January means low sun angles through the leafless skeletons of the birch trees on the commons, never rising high, always a cold light and quick to fall below the hillside opposite whilst I am still cutting the young birch for poles, flower stakes, peasticks and besom brooms before the buds swell.

But February chills to the bone, and it was a bitter freezing winter which seemed it would surely go on for ever, perhaps we’d never even make it to the Spring. You need a fire (with baked potatoes) just to make it through the end of each day as the cold seems to seep up through my feet and into my bones.

But just when it seemed least likely Spring did arrive, and in the Gower on my annual beachcombing holiday it was scented with Coconut from the gorse flowers.

Working outside in April is rarely that much of a pleasure but as Spring got a grip, the days lengthened and the evenings spread themselves we had some wonderful sunsets – and not a drop of rain.

From a late start Spring was indeed Sprung rushing headlong into an early Summer with endless blue skies and talk of drought – yes this is still England I am talking about. By May and the Beltain celebration at Butser Ancient Farm, you could have been forgiven for thinking it had been warm and sunny all year. But Winters over the summer show season starts here.

Sadly the sunny weather was interrupted by the usual annual rainfall for the 21st  Bodgers ball (held at lower Brockhampton, Herefordshire) and again at the West Country (underwater) scythe festival at Muchelney, but the heat returned late in June, if only for the Wimpole Hall, Scything and Smallholders weekend near Cambridge. Andy Coleman is leading Ded on the brushcutter on a blazing hot afternoon on the lawns in front of Wimpole. The less said about my own shambolic performance the better!

Something of a building theme emerging in these photos and closer to home things have been afoot all year at Swan Barn Farm the base for the the National Trust team in Haslemere. A new cruck framed timber building emerges next to the barn. Built almost entirely with materials from the farm itself or a within a few miles it’s the vision of Dave Elliott the head warden and his team and the first cruck is raised guided by Ben Law.

By August the charcoal burning season is at it’s peak, the logs are good and dry (we hope) and the burns go fast and well, but in the back of my mind I know that time is passing and that this is the time to be starting to try and get ahead with both the charcoal and firewood before it’s too late.

The summer season has been busy with woodfairs, shows, work in the woods and scything reaching a climax in September as the end of term party season gets into full swing – plenty of work to do as well on polelathe and shavehorse – but a definite sense of the seasons shifting, heavy dews in the mornings and a chill in the evenings.
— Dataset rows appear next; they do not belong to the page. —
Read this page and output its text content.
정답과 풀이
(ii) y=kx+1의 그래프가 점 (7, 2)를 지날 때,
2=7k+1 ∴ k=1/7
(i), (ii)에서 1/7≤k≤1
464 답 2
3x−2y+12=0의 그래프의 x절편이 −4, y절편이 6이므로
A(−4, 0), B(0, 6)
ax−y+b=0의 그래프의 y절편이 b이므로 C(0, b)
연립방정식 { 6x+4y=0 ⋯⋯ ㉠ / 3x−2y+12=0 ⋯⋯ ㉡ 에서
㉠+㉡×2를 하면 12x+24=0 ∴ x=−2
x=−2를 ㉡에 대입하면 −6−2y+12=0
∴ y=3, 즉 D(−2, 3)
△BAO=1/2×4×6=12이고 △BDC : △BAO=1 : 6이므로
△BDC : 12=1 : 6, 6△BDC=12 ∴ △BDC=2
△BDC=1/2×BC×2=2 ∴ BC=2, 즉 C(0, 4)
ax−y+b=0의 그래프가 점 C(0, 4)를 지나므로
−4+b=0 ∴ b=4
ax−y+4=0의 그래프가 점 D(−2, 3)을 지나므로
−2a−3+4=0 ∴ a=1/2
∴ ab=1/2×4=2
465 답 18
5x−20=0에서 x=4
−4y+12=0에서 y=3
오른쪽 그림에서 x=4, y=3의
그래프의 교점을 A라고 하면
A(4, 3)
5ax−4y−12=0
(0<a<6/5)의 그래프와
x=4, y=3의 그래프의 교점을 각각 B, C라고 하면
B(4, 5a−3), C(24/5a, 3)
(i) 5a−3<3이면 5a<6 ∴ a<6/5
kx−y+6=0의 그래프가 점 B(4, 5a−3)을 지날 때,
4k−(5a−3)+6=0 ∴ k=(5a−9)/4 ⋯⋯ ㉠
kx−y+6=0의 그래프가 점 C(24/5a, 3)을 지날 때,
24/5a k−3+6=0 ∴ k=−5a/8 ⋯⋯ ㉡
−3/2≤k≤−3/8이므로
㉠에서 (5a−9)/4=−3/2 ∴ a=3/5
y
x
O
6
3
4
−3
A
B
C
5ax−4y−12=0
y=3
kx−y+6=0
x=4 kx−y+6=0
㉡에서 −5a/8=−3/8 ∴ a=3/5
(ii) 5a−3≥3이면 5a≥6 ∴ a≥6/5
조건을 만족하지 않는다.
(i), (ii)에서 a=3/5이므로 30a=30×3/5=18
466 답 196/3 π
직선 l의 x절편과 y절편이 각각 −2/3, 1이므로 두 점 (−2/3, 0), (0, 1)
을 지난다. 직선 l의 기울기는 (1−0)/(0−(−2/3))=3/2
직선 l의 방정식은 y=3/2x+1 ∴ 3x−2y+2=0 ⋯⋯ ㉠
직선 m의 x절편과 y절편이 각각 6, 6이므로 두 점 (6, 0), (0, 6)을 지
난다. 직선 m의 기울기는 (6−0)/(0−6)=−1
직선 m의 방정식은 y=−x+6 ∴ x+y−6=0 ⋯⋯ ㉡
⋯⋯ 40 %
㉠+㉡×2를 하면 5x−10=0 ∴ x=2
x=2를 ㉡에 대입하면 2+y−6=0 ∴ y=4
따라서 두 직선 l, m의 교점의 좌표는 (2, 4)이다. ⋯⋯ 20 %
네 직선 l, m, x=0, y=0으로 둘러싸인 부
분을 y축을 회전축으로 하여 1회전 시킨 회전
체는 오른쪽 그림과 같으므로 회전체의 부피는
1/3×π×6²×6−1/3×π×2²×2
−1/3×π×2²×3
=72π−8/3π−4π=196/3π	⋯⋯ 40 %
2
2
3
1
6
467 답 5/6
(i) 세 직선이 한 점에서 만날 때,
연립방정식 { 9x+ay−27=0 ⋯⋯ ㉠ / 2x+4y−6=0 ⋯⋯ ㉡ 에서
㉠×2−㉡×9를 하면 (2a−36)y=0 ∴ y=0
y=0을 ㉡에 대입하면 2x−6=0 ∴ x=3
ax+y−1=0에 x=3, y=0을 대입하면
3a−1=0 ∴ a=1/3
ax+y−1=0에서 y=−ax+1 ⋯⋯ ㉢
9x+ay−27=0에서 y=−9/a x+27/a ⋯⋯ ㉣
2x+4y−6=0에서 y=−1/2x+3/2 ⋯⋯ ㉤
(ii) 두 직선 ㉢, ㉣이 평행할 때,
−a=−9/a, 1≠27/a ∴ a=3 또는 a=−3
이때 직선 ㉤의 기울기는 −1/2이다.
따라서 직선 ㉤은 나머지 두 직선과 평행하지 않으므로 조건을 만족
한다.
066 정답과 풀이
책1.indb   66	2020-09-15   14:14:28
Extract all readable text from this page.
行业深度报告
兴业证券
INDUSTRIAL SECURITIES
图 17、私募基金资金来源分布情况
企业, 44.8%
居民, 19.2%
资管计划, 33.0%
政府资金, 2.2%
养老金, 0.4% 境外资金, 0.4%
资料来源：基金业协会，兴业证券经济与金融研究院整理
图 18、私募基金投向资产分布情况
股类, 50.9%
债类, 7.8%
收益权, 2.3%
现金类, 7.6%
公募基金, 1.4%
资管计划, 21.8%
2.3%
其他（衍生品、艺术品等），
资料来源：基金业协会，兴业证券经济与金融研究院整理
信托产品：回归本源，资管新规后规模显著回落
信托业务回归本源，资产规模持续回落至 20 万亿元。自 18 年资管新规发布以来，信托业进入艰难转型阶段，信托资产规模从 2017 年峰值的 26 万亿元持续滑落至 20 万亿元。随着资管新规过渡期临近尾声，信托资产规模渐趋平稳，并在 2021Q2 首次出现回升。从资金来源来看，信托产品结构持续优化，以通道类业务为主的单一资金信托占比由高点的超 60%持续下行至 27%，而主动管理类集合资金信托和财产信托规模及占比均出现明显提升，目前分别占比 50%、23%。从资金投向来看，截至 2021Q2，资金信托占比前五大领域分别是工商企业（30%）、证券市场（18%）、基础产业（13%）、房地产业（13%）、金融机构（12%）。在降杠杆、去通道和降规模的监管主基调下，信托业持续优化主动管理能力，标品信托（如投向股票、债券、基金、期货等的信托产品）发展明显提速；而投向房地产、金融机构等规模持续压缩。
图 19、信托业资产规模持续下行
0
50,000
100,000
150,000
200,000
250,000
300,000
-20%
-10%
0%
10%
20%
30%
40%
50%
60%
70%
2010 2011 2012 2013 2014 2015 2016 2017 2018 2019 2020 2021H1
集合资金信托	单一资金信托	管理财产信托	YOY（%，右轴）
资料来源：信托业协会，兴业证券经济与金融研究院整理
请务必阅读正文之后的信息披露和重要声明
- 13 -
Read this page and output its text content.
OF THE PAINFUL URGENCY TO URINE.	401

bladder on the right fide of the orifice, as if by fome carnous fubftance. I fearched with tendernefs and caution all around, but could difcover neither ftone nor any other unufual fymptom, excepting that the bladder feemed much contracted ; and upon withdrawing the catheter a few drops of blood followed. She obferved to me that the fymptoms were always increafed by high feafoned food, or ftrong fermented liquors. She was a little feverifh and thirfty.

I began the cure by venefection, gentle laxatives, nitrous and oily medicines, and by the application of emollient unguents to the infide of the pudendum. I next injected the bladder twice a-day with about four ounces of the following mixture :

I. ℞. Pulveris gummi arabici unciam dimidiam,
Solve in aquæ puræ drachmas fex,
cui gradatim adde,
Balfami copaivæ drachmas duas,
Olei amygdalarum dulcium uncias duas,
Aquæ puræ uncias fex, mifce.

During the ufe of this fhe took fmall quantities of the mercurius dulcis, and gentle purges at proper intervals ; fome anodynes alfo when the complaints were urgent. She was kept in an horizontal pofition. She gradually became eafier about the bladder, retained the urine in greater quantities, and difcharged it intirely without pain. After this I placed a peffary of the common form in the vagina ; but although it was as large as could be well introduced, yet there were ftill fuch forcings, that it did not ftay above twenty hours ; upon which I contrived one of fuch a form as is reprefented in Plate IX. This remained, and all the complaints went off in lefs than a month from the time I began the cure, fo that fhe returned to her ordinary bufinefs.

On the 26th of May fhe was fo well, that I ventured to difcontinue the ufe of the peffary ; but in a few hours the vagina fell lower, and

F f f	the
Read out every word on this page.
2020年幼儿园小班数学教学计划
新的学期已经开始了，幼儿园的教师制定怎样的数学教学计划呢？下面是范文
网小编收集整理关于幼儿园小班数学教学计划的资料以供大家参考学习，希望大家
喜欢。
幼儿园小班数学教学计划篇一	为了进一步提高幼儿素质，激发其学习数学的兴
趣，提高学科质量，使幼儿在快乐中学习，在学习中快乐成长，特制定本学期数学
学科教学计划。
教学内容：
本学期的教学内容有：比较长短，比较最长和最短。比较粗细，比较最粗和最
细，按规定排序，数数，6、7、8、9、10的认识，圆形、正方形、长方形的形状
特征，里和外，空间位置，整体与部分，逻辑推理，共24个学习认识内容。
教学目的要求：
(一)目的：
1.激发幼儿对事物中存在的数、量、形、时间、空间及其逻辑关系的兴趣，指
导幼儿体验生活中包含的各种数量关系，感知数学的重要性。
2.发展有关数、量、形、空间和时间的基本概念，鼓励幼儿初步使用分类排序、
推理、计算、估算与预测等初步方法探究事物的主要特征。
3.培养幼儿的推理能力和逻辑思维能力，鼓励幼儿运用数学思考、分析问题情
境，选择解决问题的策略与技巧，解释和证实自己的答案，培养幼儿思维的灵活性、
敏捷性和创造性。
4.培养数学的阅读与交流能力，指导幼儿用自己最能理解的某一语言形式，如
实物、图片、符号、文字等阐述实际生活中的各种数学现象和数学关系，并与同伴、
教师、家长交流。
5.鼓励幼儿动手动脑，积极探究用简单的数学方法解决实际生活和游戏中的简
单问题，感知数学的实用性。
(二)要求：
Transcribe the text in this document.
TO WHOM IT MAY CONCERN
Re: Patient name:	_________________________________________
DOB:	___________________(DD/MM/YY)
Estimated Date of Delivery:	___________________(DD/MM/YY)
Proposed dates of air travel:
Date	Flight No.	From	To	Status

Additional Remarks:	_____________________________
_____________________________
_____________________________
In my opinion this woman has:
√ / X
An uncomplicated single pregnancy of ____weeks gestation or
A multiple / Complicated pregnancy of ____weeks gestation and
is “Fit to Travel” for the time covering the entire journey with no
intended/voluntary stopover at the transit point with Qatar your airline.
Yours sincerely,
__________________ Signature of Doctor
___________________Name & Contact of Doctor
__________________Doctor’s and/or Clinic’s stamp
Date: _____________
Which brings us inexorably to October and the apple harvest. Not mine this one sadly, these Kingston Blacks are waiting to go into the mill at the New Forest Cider Farm, Burley, though I did manage to press about a third of a tonne of apples myself this year.  Autumn is my favourite season with all the colours changing and all the senses of colour, smell, feel and texture all heightened by the inevitable end coming. A bitter sweet time of year, sweet with the harvest but bitter with chill of approaching winter.

Of course it wouldn’t be a true reflection upon the year without at least one landrover making it into the list and this year it’s got to be Puff (the magic landrover) who passed his MOT in April after a fairly extensive restoration. But with plenty of blue smoke billowing from the exhaust something had to be done and in November I finally managed to complete an engine rebuild thanks to Garry and Richard with plenty of boring, honing, torquing and bedding in to get him on the road in time for winter. Now got 100 miles on the clock, so running in should only last about another year!

We’re back in December with the sun lower in the sky catching on one of the leaded glass windows at the Weald & Downland Museum. I spent a lot of time with friends at the museum this year, demonstrating, teaching (drinking the cider – thanks Julian!) and helping out – it’s something of a spiritual home for me. I’m looking forward to spending more time there in the coming year and the reflection of the sun in the glass brings me back around the cycle to looking forwards towards the coming season. I wish you all the very best for 2o12.